La lutte anti-drones, c’est une défense multicouche, souligne le lieutenant-colonel Laurent : de haut en bas, chacun à sa place : « Ça part déjà au sol d’un dispositif de détection qui, lui, va être en charge de détecter le plus tôt possible la menace lorsqu’elle arrive. Et ensuite, c’est tout un dispositif qui va partir de l’avion de chasse, qui lui vole au loin et a des capacités de détection accrues. Le Reaper sera vraiment entre le Rafale et l’hélicoptère. C’est un élément qui a des caractéristiques qui lui sont propres. En particulier, il a de la persistance parce qu’il est capable de voler longtemps. Il est capable de voler haut, explique le lieutenant-colonel Laurent. Dans le bas du spectre, il y a l’hélicoptère à proximité des côtes, qui, lui, aura des capacités d’identification et une capacité à se rapprocher par son domaine de vol, qui est plus proche du drone. Aujourd’hui, on a mis en place tout un spectre de capacités et on est encore en train de les adapter pour pouvoir être le plus efficace possible.

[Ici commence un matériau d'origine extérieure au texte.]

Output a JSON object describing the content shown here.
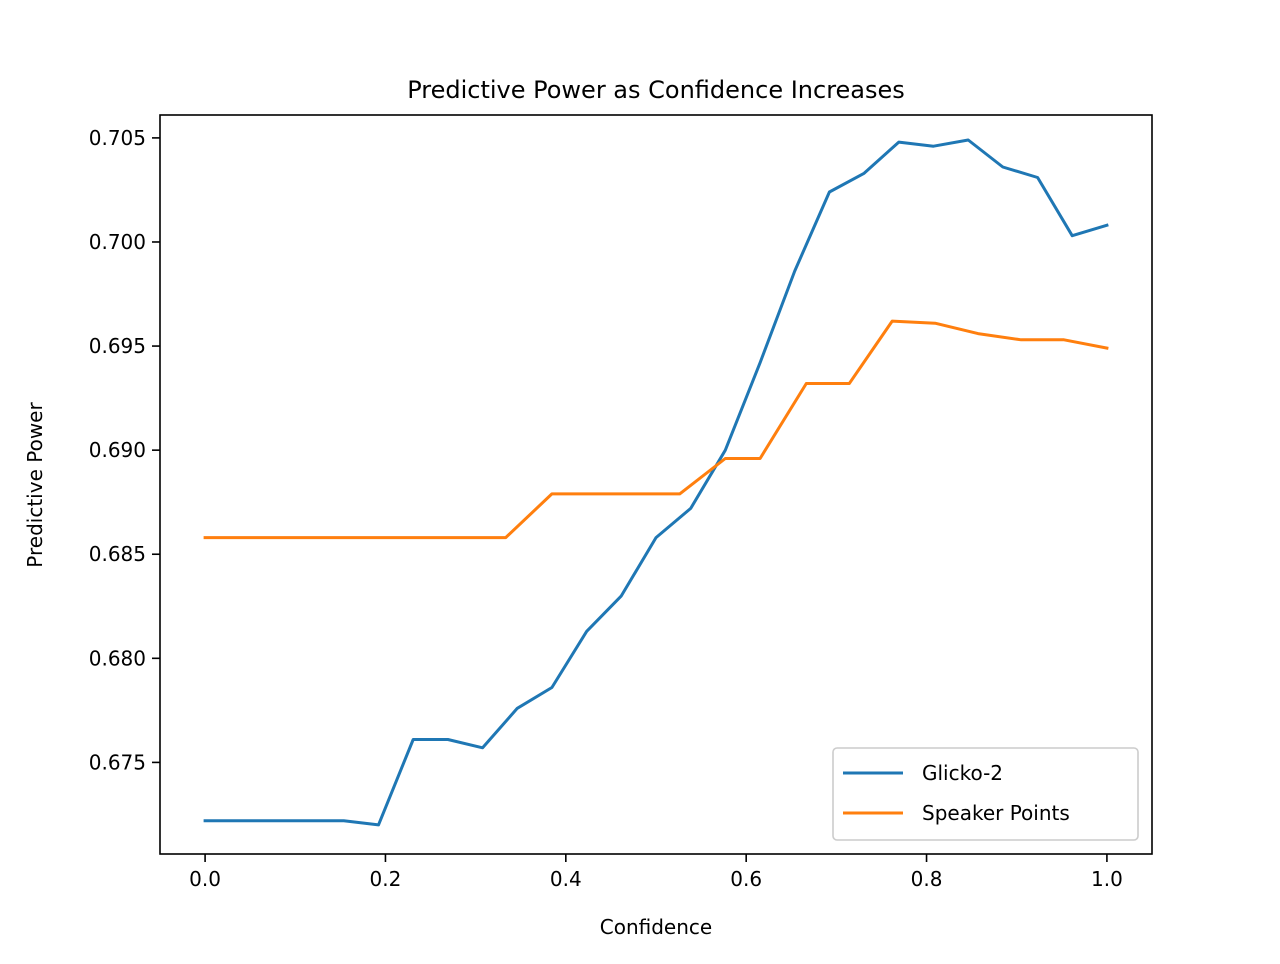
{
  "chart_data": {
    "type": "line",
    "title": "Predictive Power as Confidence Increases",
    "xlabel": "Confidence",
    "ylabel": "Predictive Power",
    "xlim": [
      -0.05,
      1.05
    ],
    "ylim": [
      0.6706,
      0.7061
    ],
    "xticks": [
      0.0,
      0.2,
      0.4,
      0.6,
      0.8,
      1.0
    ],
    "xtick_labels": [
      "0.0",
      "0.2",
      "0.4",
      "0.6",
      "0.8",
      "1.0"
    ],
    "yticks": [
      0.675,
      0.68,
      0.685,
      0.69,
      0.695,
      0.7,
      0.705
    ],
    "ytick_labels": [
      "0.675",
      "0.680",
      "0.685",
      "0.690",
      "0.695",
      "0.700",
      "0.705"
    ],
    "grid": false,
    "legend_position": "lower-right",
    "series": [
      {
        "name": "Glicko-2",
        "color": "#1f77b4",
        "x": [
          0.0,
          0.0385,
          0.0769,
          0.1154,
          0.1538,
          0.1923,
          0.2308,
          0.2692,
          0.3077,
          0.3462,
          0.3846,
          0.4231,
          0.4615,
          0.5,
          0.5385,
          0.5769,
          0.6154,
          0.6538,
          0.6923,
          0.7308,
          0.7692,
          0.8077,
          0.8462,
          0.8846,
          0.9231,
          0.9615,
          1.0
        ],
        "y": [
          0.6722,
          0.6722,
          0.6722,
          0.6722,
          0.6722,
          0.672,
          0.6761,
          0.6761,
          0.6757,
          0.6776,
          0.6786,
          0.6813,
          0.683,
          0.6858,
          0.6872,
          0.69,
          0.6942,
          0.6986,
          0.7024,
          0.7033,
          0.7048,
          0.7046,
          0.7049,
          0.7036,
          0.7031,
          0.7003,
          0.7008
        ]
      },
      {
        "name": "Speaker Points",
        "color": "#ff7f0e",
        "x": [
          0.0,
          0.0385,
          0.0769,
          0.1154,
          0.1538,
          0.1923,
          0.2308,
          0.2692,
          0.3077,
          0.3333,
          0.3846,
          0.4231,
          0.4615,
          0.5,
          0.5263,
          0.5769,
          0.6154,
          0.6667,
          0.7143,
          0.7619,
          0.8095,
          0.8571,
          0.9048,
          0.9524,
          1.0
        ],
        "y": [
          0.6858,
          0.6858,
          0.6858,
          0.6858,
          0.6858,
          0.6858,
          0.6858,
          0.6858,
          0.6858,
          0.6858,
          0.6879,
          0.6879,
          0.6879,
          0.6879,
          0.6879,
          0.6896,
          0.6896,
          0.6932,
          0.6932,
          0.6962,
          0.6961,
          0.6956,
          0.6953,
          0.6953,
          0.6949
        ]
      }
    ]
  }
}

Et l’enjeu, il n’est pas d’avoir un hélicoptère qui soit exclusivement capable de traiter cette menace-là, mais bien de pouvoir utiliser l’ensemble des capacités qu’on a à notre disposition pour pouvoir les traiter. »

Véritable alternative aux très coûteux missiles sol-air, les hélicoptères prouvent qu’ils n’ont pas dit leur dernier mot, c’est aussi l’une des révélations de la révolution drone.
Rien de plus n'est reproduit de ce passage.